Las tarifas del transporte van a aumentar más pronto que tarde. ¿Y si se ponen de acuerdo para que los precios sean razonables y el pésimo servicio de ómnibus y taxis que sufrimos los tucumanos mejore un poquito? Que a nadie se le ocurra que los concejales y los funcionarios están más preocupados por quedar en buenos términos con los empresarios y en no pagar el costo político de un tarifazo que en la calidad de vida de los ciudadanos.
La pelea PE-Municipalidad alcanza extremos tan vergonzosos que de las obras en torno a los túneles -apenas un parquizado más o menos decente- nadie se hace cargo. Hasta aquí, la estrategia comunicacional y de gestión del municipio ha sido tan simple como sistemática: echarle la culpa al otro. Es una magnífica zona de confort, porque si la capital es una ciudad insufrible los responsables son la SAT, los frentistas que no arreglan las veredas, los industriales que contaminan el aire, el vandalismo, las gestiones anteriores (de las que Germán Alfaro y compañía formaban parte), los municipios vecinos que no limpian los canales, Manzur, Alperovich, Jaldo y un larguísimo etcétera.
Un año de tregua, tan sencillo como eso. O no tan sencillo desde la lógica de la confrontación permanente, pero de cuánta utilidad para todos. Incluso para los propios involucrados, que podrían sacarse de encima el yugo que representa, día a día, explicar lo inexplicable. Un año de tregua que ahorraría inservibles batallas dialécticas entre el Gobierno y los voceros del Plan Belgrano. La única verdad es la realidad de que se hizo poco y nada -por ejemplo- en materia de prevención de inundaciones. Ni de un lado ni del otro.

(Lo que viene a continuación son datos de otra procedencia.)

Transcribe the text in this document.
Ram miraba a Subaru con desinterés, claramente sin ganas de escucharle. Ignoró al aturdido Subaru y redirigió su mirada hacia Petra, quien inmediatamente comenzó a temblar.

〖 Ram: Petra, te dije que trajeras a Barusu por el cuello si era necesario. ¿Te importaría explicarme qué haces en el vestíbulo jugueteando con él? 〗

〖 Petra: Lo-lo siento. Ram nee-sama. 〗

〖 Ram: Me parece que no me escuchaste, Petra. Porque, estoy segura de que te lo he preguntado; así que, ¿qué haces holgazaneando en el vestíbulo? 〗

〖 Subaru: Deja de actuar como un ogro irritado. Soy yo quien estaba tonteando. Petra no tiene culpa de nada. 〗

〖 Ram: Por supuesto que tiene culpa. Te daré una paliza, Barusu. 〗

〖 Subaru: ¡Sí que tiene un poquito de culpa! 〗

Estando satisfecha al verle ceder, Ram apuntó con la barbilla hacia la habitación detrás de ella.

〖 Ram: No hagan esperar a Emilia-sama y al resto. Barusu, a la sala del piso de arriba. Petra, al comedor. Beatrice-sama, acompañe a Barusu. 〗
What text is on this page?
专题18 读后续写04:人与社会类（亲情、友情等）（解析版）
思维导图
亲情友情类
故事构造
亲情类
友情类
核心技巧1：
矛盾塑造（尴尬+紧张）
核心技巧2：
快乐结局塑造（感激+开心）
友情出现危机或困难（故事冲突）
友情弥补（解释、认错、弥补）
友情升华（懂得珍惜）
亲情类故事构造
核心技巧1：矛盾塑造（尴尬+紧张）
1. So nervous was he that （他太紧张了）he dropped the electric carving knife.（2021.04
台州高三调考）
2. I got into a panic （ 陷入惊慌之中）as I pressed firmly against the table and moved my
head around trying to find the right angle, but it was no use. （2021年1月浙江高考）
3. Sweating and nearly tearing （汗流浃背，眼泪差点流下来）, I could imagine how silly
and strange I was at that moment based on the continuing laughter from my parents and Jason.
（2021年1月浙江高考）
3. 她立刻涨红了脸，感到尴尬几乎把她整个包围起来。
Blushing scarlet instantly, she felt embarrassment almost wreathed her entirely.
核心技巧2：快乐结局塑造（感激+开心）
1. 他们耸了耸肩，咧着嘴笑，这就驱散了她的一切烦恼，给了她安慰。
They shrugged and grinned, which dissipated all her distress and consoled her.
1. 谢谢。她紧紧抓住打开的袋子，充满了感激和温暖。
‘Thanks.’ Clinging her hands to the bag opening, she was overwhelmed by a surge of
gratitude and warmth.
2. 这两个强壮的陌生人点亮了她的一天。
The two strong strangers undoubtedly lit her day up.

Los pactos de esta naturaleza, que representan más expresiones de deseo que posibilidades prácticas de ejecución, suelen caber bajo el paraguas de lo utópico. Y sí, es una tentación ponerle ese rótulo a un apretón de manos entre gente que no se quiere. Y no, no corresponde, porque de lo que se habla en realidad es de asumir actitudes honestas, generosas y despojadas, no de ensayar un salto de calidad hacia un plano superior de la Política. Dejemos la utopía en otra dimensión. La del fragmento de la obra de Moro, esa que dice “...no sólo acuden con brevedad a reparar lo que se deteriora, sino que lo previenen con tiempo, antes de que amenace ruina”. Pero sobre todo, y a la luz de la tucumanidad, lo que aflora es la sensación de que una tregua, más que en lo utópico, ingresa al terreno de la ciencia ficción.